Slow Cooker Beef Tostadas and Mexican Street Corn

Slow Cooker Beef Tostadas and Mexican Street Corn 4.33/5 (9 votes)

Slow cooked spiced beef served on a crispy tortilla with smooth avocados and tart tomatoes. Holy cow – this is good stuff!! But if you ask the kids they’d say the corn stole the show. Big Win! (Note: If you can't find Cotija cheese, Monterey Jack is a good substitute.)

Slow Cooker Beef Tostadas



  • 1 1/2 pounds beef chuck roast
  • 2 cups beef stock
  • 1 1/2 tablespoons chili powder
  • 1/2 tablespoon cumin
  • 1/2 tablespoon onion powder
  • 1 teaspoon garlic powder
  • 1 teaspoon kosher salt
  • 1/4 teaspoon pepper
  • 1 lime, juiced
  • 4 flour tortillas
  • 3 tablespoons canola oil
  • 1 cup lettuce, chopped
  • 1 tomato, diced
  • 1 avocado, diced
  • 1/2 cup Cotija cheese, or Monterey Jack
  • salsa, optional


  1. Place chuck roast in the bowl of your slow cooker.
  2. Add beef stock and sprinkle with chili powder, cumin, onion powder, garlic powder, salt and pepper.
  3. Squeeze lime juice into the bowl, cover, and cook on low for 6 hours.
  4. Transfer meat to a bowl and tear with a fork. Add a bit of juices from the bowl and toss to combine.
  5. Line a plate with paper towels and place next to the stove top.
  6. Heat canola oil in a large flat-bottomed skillet over medium high heat. When it begins to shimmer, add one flour tortilla.
  7. When you see the edges begin to brown, flip. Let cook an additional minute then transfer to the paper towel lined plate.
  8. Repeat with remaining tortillas.
  9. Plate each tostada shell and top with equal portions of meat, lettuce, tomato, avocado, cheese, and salsa.

Nutritional Information

Serving Size 456g Calories 762 Fat 45 Sat Fat 12 Sodium 1556 Carbs 21 Sugars 2 Fiber 7 Protein 67.

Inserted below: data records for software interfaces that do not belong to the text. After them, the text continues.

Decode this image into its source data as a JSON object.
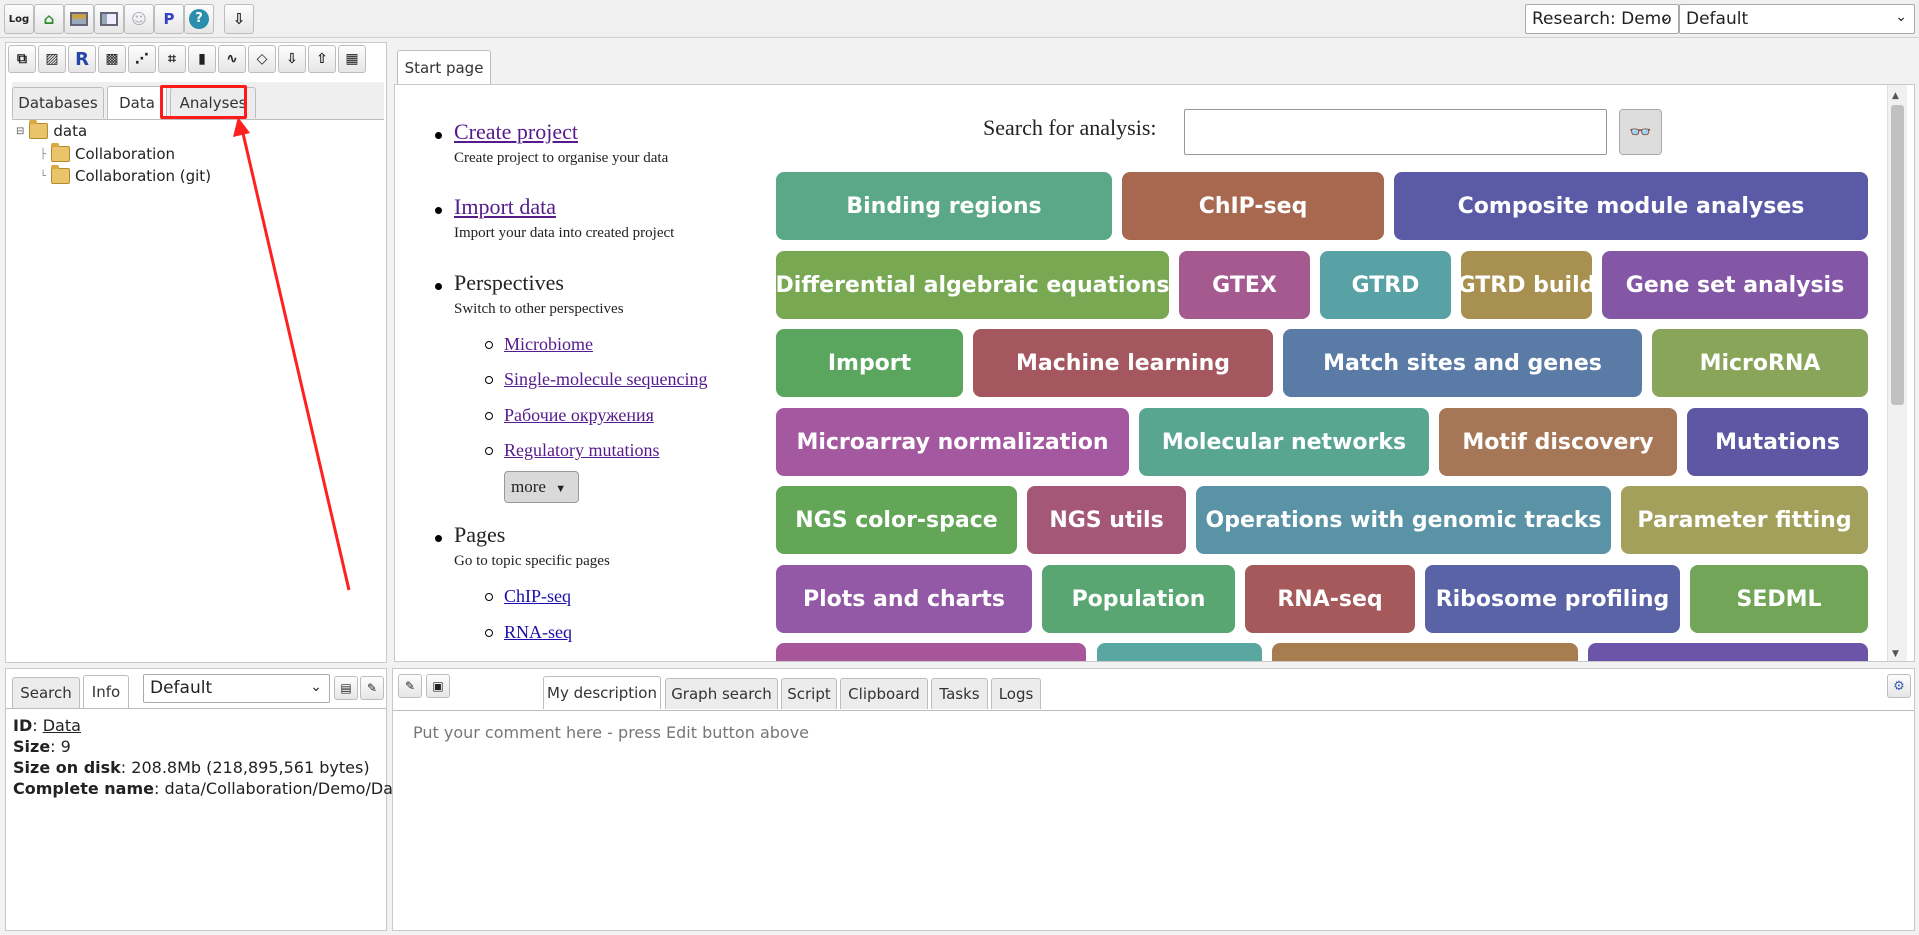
{
  "toolbar": {
    "research_select": "Research: Demo",
    "perspective_select": "Default",
    "icons": [
      "log-icon",
      "home-icon",
      "layout-icon",
      "panel-icon",
      "user-icon",
      "p-icon",
      "help-icon",
      "export-icon"
    ]
  },
  "left_toolbar_icons": [
    "copy-icon",
    "image-icon",
    "r-icon",
    "image2-icon",
    "graph-icon",
    "diagram-icon",
    "folder-icon",
    "chart-icon",
    "diamond-icon",
    "download-icon",
    "upload-icon",
    "clipboard-icon"
  ],
  "tree_tabs": [
    "Databases",
    "Data",
    "Analyses"
  ],
  "tree": {
    "root": "data",
    "children": [
      "Collaboration",
      "Collaboration (git)"
    ]
  },
  "start_tab": "Start page",
  "start": {
    "create_project": "Create project",
    "create_project_desc": "Create project to organise your data",
    "import_data": "Import data",
    "import_data_desc": "Import your data into created project",
    "perspectives": "Perspectives",
    "perspectives_desc": "Switch to other perspectives",
    "perspective_links": [
      "Microbiome",
      "Single-molecule sequencing",
      "Рабочие окружения",
      "Regulatory mutations"
    ],
    "more_label": "more",
    "pages": "Pages",
    "pages_desc": "Go to topic specific pages",
    "page_links": [
      "ChIP-seq",
      "RNA-seq"
    ],
    "search_label": "Search for analysis:",
    "search_value": ""
  },
  "analysis_tiles": [
    {
      "label": "Binding regions",
      "color": "#5ba889"
    },
    {
      "label": "ChIP-seq",
      "color": "#a7684f"
    },
    {
      "label": "Composite module analyses",
      "color": "#5a5aa7"
    },
    {
      "label": "Differential algebraic equations",
      "color": "#79a853"
    },
    {
      "label": "GTEX",
      "color": "#a45a8e"
    },
    {
      "label": "GTRD",
      "color": "#58a1a4"
    },
    {
      "label": "GTRD build",
      "color": "#a79050"
    },
    {
      "label": "Gene set analysis",
      "color": "#8357a6"
    },
    {
      "label": "Import",
      "color": "#5aa65e"
    },
    {
      "label": "Machine learning",
      "color": "#a5575f"
    },
    {
      "label": "Match sites and genes",
      "color": "#5a7ba6"
    },
    {
      "label": "MicroRNA",
      "color": "#88a55a"
    },
    {
      "label": "Microarray normalization",
      "color": "#a4589f"
    },
    {
      "label": "Molecular networks",
      "color": "#58a690"
    },
    {
      "label": "Motif discovery",
      "color": "#a67757"
    },
    {
      "label": "Mutations",
      "color": "#5f56a4"
    },
    {
      "label": "NGS color-space",
      "color": "#63a658"
    },
    {
      "label": "NGS utils",
      "color": "#a55778"
    },
    {
      "label": "Operations with genomic tracks",
      "color": "#5a93a5"
    },
    {
      "label": "Parameter fitting",
      "color": "#a2a05b"
    },
    {
      "label": "Plots and charts",
      "color": "#9358a6"
    },
    {
      "label": "Population",
      "color": "#5aa672"
    },
    {
      "label": "RNA-seq",
      "color": "#a5595a"
    },
    {
      "label": "Ribosome profiling",
      "color": "#5963a5"
    },
    {
      "label": "SEDML",
      "color": "#72a558"
    }
  ],
  "bottom_left": {
    "tabs": [
      "Search",
      "Info"
    ],
    "select": "Default",
    "info": [
      {
        "key": "ID",
        "value": "Data"
      },
      {
        "key": "Size",
        "value": "9"
      },
      {
        "key": "Size on disk",
        "value": "208.8Mb (218,895,561 bytes)"
      },
      {
        "key": "Complete name",
        "value": "data/Collaboration/Demo/Data"
      }
    ]
  },
  "bottom_right": {
    "tabs": [
      "My description",
      "Graph search",
      "Script",
      "Clipboard",
      "Tasks",
      "Logs"
    ],
    "placeholder": "Put your comment here - press Edit button above"
  }
}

Mexican Style Creamed Corn



  • 4-5 ears corn, or 16 oz bag frozen corn
  • 2 teaspoons olive oil
  • 2 tablespoon shallot, minced
  • 1/2 teaspoon pepper
  • 1/2 teaspoon kosher salt
  • 3/4 cup heavy cream
  • 1 teaspoon paprika, optional


  1. Cut each cob in half. Place the flat (cut) side on a cutting board, and carefully run the blade of your knife down to remove the kernels. Discard the cobs.
  2. In a heavy skillet, heat oil until it shimmers.
  3. Add minced shallot, salt and pepper. Sauté until shallot is tender.
  4. Add corn and cream and cook for about 10 minutes or until cream is reduced and thickened.
  5. Sprinkle with paprika and serve.

Nutritional Information

Serving Size 81g Calories 116 Fat 7.5 Carbs 12.8 Fiber 1.4 Protein 2.


KID NOTE: The kids did great with the tostadas and loved the corn.

VEGETARIAN TIP: Replace the beef with 2 cups dried pinto beans. Make sure the level of the beef broth is 2″ above the beans and cook for 7-9 hours on low.

GLUTEN MODIFICATIONS: Use corn tortillas.


  1. sheilablair says:

    Is 762 calories correct for one tostada?

    • No More To-Go says:

      Yes, it’s mostly due to the beef, but the avocado and tortilla add to it as well. Substituting chicken breast will bring it down to about 650.